Oct 08, 2003 08:54 PM
2947 Views
(Updated Oct 08, 2003 08:54 PM)
Dude this is supposed to be in jest so don't take it too seriously. After initial presumption that you were bound to take things too seriously I had to mention this. You left me with no choice. Since you started of with the price factor anyone would have been fooled by the thought that you were thinking day and night about your bike and unnecessarily giving it more thoght than was required or justified.
Now that we have settled one thing we'll move forward. I have a confession to make. It's just a simple one, nothing like having made it with the neighbors wife or something even similar.
I hope you find this weird but It's just that I am forced to go to movies with my gal pal even when I am not in a mood to do so. But hey who said relationship is a democracy with voting rights and hung houses or even upper or lower thrown in!!
So there I am cursing my luck, which seems to be on a low note lately and cussing bollywood all the way to prithviraj kapoor to the evil sod who had invented the movie camera. Cutting a long story short am not much of a movie goer. That too with a girl!! Sit tight, watch quietly and incase the movie is big on sentimental crap keep on passing the kleenex. Now that I think of it , I think thats why I am forced to tag along. Maybe I am a very talented kleenex passer. Anyway am more into hooting and shouting whenever sentimental drivel shows up on screen...God does she hates that.
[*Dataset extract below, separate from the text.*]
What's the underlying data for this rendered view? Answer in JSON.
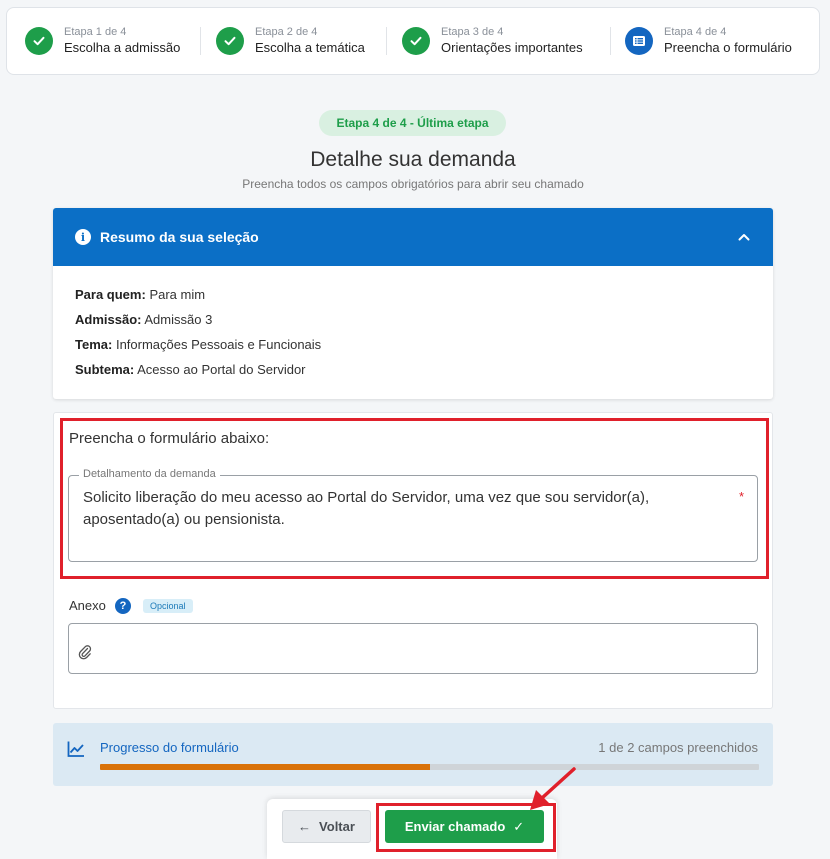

and herein my dear good jolly fellow comes in the thing which is giving you sleepless nights. THE WIND FACTOR The saving grace...just before the movie begins they show the commercial Ads and beleive me when I say that the ad for wind biking is a sure shot winner all the way
The way this super dude whooshes himself on the bike after a quick shower...they show he is still wet and apparently in a hurry to get on the bike so he does not even dry himself properly....kicking off they show the star of the day go through a myraid of images. First a country side then a beautifully strategically placed tar-road which is half covered with bloosoming trees. It's pure caviar..especially the background music. The whole scene is like a poetry in motion.
And then finally the ride finishes of...by this time our 'hero' is totally ready to brain-storm in a take-over-merger-conglomerate meeting which I guess he would be presiding over. (they actually don't show it though.)
All this after having comfortably tucked inside the floating shirt tail (which was looking damn immpresive when he was doing over 90 miles an hr.) and over-aweing a power-dressed babe. Here comes the icing on the cake. While striding comfortably to his office he crosses a babe who looks back <how can she not look back!!>and see's the flat posterior of our dude-of the-day who had been, needless to add had been sitting way to long on the bike..
The parting shot shows the cute girl giving a 'BOys will be Boys'' look to our man, and by this I mean a real hungry look.
Boy do I get salivating by the end, u bet. I think the bike is ultra cool. Go for it chum....am all for it.